I can only speak for novels, but I've never really followed the same process twice. Each book is its own beast with its own peculiar challenges – none of which I seem to be good at predicting ahead of time.
Looking back at the last dozen or so books, I think the most effective process has been:
Write test scenes to prove the idea is good
I'll write scenes (most of which end up in the book later on) for everything that needs testing: is the viewpoint character interesting/compelling/different from others I've written? Does the central mystery or question of the book feel dramatically engaging when it's actually on the page (e.g. discovered by the characters)? Does this relationship grab me when the two characters are interacting?
Try for a Dramatica storyform
When I start putting this into Dramatica, does it suddenly inspire lots of interesting conflicts in each act? Most times it doesn't the first go around, so then I try...

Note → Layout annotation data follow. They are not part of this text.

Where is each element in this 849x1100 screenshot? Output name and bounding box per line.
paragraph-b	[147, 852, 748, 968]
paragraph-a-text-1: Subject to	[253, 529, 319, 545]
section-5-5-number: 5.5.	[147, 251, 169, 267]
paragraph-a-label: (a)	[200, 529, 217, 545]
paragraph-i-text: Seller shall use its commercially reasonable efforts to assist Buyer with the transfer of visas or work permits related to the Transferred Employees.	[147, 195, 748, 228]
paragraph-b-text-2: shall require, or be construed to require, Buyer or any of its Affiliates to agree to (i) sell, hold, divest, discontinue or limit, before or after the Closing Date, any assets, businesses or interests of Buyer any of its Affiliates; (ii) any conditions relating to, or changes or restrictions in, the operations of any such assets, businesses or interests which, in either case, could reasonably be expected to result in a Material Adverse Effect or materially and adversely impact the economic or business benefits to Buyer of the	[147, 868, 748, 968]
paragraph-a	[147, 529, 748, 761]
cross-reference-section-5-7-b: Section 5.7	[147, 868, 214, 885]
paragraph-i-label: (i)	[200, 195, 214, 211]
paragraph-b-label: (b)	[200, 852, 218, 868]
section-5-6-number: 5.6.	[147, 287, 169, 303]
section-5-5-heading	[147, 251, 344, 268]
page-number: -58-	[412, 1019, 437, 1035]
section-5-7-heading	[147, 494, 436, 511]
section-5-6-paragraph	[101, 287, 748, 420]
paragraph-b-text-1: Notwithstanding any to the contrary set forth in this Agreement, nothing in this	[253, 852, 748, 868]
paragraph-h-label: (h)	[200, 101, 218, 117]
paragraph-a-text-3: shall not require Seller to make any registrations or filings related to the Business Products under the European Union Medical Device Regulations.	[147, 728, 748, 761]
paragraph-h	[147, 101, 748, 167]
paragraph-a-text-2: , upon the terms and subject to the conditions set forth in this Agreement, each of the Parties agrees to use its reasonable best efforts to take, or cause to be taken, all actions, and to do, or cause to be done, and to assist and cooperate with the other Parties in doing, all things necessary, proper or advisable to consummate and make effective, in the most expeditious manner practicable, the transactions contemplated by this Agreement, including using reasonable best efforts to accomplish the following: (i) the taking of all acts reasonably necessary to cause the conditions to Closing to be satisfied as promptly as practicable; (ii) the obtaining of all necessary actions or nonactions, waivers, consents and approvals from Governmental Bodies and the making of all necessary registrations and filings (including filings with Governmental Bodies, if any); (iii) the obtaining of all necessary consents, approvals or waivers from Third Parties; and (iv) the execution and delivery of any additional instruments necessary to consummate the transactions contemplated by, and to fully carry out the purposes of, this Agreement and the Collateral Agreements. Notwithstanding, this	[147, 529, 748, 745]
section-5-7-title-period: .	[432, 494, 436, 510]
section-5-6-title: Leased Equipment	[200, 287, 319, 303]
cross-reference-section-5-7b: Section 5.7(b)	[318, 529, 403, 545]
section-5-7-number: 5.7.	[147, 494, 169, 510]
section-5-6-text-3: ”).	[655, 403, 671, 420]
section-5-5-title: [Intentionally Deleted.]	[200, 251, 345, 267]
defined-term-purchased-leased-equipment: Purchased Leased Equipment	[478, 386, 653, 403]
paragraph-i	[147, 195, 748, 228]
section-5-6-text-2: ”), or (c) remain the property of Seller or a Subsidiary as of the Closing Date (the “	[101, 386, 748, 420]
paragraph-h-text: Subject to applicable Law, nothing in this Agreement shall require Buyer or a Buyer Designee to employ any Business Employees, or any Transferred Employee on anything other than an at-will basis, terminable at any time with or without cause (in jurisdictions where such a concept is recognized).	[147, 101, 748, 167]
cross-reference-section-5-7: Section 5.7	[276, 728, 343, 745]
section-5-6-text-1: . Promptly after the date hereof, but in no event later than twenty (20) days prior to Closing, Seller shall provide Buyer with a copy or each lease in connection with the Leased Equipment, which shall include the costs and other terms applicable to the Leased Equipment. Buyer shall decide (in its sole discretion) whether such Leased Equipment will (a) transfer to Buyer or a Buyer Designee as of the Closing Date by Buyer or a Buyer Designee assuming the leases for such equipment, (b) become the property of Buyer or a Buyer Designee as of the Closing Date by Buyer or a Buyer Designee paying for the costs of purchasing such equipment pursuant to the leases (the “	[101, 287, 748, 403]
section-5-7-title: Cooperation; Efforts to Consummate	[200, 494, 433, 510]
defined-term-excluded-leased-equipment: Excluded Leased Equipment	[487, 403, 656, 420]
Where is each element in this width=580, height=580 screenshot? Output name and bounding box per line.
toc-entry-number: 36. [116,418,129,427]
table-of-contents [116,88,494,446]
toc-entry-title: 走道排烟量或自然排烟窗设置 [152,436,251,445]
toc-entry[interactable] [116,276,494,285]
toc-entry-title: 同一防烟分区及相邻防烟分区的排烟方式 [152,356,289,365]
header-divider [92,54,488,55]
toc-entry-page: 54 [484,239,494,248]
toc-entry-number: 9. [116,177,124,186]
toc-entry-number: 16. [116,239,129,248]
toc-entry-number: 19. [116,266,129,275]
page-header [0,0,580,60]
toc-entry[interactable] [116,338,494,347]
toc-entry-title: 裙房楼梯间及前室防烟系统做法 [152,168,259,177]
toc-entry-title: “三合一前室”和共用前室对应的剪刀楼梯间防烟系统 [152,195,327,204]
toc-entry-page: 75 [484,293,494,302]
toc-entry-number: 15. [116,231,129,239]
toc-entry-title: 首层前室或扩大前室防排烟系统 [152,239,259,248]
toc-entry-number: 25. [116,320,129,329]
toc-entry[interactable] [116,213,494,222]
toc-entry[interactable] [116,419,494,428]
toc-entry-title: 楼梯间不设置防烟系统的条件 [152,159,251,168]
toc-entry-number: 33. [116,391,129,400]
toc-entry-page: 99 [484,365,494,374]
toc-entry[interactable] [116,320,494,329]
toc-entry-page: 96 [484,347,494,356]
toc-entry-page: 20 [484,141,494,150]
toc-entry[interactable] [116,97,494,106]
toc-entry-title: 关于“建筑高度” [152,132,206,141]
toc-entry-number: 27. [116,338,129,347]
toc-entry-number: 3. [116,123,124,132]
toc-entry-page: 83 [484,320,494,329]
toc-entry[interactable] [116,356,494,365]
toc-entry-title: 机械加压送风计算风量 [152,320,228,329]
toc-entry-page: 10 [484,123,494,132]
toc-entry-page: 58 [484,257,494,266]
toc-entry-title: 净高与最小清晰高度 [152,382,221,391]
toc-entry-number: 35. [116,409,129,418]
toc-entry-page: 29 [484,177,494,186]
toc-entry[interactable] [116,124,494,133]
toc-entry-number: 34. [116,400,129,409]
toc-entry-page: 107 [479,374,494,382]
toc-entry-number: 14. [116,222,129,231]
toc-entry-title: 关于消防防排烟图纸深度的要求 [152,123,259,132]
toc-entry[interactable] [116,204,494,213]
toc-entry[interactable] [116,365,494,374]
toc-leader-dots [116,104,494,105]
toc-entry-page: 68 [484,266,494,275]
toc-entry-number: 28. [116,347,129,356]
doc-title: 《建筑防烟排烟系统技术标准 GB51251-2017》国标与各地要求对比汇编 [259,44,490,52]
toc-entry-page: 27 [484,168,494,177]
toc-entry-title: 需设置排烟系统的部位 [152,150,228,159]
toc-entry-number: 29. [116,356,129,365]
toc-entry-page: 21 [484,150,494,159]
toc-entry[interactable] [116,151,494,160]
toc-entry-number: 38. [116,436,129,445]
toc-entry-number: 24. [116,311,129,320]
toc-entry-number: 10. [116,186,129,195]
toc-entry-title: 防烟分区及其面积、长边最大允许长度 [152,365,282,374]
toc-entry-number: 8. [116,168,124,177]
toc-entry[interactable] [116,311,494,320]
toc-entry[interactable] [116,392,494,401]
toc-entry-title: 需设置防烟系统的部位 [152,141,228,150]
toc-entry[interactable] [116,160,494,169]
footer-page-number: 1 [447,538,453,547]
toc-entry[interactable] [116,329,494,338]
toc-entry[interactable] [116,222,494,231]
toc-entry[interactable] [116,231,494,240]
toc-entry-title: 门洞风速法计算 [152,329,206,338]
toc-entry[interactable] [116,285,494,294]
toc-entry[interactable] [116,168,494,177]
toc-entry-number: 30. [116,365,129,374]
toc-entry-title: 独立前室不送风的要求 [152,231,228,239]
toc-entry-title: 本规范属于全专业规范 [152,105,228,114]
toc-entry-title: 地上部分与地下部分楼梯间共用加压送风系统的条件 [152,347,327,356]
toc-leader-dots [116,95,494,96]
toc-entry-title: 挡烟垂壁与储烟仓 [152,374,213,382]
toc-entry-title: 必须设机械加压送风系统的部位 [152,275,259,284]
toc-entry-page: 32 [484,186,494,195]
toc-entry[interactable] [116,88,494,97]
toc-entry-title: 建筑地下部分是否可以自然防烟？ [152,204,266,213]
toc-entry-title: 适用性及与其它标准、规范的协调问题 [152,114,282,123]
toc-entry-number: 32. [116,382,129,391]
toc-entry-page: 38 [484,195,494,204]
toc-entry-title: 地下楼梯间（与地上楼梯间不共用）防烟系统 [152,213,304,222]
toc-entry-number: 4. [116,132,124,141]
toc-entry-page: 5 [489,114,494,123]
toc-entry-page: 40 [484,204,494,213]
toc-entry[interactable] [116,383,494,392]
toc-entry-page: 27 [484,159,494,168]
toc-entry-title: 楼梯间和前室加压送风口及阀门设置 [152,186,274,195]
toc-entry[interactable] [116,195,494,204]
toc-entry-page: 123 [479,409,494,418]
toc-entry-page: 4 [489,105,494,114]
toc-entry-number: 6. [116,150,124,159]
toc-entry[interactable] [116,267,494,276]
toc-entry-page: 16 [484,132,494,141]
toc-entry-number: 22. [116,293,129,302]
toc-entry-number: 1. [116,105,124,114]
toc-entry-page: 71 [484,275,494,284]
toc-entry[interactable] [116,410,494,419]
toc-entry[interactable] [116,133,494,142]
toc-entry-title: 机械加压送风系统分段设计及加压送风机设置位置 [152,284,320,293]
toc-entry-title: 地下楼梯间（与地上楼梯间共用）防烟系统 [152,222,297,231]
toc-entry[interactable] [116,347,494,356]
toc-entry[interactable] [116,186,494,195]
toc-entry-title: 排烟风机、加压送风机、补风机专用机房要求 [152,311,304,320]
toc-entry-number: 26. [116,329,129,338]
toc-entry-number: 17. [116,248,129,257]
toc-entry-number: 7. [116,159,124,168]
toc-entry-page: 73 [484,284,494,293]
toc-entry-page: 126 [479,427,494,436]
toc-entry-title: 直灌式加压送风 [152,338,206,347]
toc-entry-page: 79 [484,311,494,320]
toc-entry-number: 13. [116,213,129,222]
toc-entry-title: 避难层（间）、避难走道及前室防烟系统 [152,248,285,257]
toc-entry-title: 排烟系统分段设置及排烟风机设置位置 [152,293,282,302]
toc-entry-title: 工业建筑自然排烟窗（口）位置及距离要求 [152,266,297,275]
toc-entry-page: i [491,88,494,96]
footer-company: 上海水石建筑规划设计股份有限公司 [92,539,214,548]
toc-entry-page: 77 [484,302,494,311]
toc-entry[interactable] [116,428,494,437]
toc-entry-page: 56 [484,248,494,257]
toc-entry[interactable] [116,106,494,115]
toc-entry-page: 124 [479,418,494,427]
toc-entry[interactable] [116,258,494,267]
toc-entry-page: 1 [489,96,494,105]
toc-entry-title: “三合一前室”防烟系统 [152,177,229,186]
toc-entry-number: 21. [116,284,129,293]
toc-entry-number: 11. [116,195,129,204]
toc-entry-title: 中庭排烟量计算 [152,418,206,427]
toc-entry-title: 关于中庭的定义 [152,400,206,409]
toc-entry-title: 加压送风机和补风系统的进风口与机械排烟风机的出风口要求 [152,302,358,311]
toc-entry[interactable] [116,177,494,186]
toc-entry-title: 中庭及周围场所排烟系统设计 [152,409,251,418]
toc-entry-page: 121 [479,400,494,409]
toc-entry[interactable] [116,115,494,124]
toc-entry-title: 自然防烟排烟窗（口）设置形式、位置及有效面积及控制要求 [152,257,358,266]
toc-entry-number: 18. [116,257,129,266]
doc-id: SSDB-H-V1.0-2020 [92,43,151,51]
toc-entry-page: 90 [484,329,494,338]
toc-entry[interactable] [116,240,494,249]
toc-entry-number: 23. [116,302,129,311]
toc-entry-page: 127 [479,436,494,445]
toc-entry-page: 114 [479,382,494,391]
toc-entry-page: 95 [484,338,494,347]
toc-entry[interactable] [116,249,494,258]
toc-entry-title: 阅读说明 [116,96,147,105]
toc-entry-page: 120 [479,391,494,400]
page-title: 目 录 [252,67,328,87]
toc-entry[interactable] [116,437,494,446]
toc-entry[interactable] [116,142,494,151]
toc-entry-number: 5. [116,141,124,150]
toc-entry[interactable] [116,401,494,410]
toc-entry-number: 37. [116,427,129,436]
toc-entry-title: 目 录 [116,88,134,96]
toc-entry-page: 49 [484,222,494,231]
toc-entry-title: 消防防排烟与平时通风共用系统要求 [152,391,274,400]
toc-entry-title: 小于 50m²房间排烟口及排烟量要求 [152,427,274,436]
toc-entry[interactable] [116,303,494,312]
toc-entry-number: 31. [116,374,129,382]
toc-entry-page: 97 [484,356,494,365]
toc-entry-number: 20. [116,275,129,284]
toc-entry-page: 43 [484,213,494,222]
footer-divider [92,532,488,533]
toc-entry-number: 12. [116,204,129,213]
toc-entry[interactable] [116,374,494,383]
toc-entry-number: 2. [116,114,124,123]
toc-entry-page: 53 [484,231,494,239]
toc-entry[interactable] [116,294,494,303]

Some other outlining method
Screw it. If Dramatica won't work this time, do my ideas naturally fall into some other method? Save The Cat? Pet The Dog? Feed the Rat? Spank The Mongoose? I'm not precious about these things and I'm not ideological about anything other than writing that which feels meaningful when I read it back. Most times, that doesn't work either, so...
Start writing Act 1
By now there's enough rattling around in my brain to take a character and see what they do when confronted by the underlying threats or conflicts I have in mind. If this goes great, terrific, but most times, I hit a huge, ugly wall. So I...
back to 2a.
For me, as a writer, it always comes back to whether I feel this story is real in some way – that I can go in my head and watch that movie play out and enjoy it. When that's not happening, I'll usually go first to Dramatica to see if that model can explain why I'm stuck, and then muck about with whatever else happens until...
Deadline is looming!
Damn it. Why did I spend all that time outlining? I've got a first act – sort of – and some other bits and pieces but now I have to push through. So I aim for the "Ugly Draft" – something that's got lots of "well, I guess this could work" and plenty of stubs (an empty scene that says something like: "They head to the village only something bad happens to character X on the way and now they don't know if they can keep going"). The result of this is something that's often 1/2 to 2/3 the length of what the book will be, but it has an ending. I've never done this without finding an ending that I believe in.
Rebuild the outline
Now I've got the rough shape of a novel so there are enough stakes in the ground that it's now the book that's deciding if the outlining method works rather than the other way around. If Dramatica can't explain the things I really want to have in the story (or if I can't figure out why or how it explains it), then I let go for a while and just outline the old fashioned way. More often it does explain the pieces that I've decided are crucial, and gives me some places to explore the missing parts in-between (like, "maybe you want the relationship to explore Impulsive Responses here?")
Write the One True Draft.
This one, though things large and small may change later on, truly represents the story I want to tell: it has all the storylines that matter to me and, on some level, they're all connected (Dramatica might call this the inequity, though for me its just the dramatic essence of the story).
That was way more detail than I'd planned to write. Hope it's useful to somebody (even if that somebody is just me!)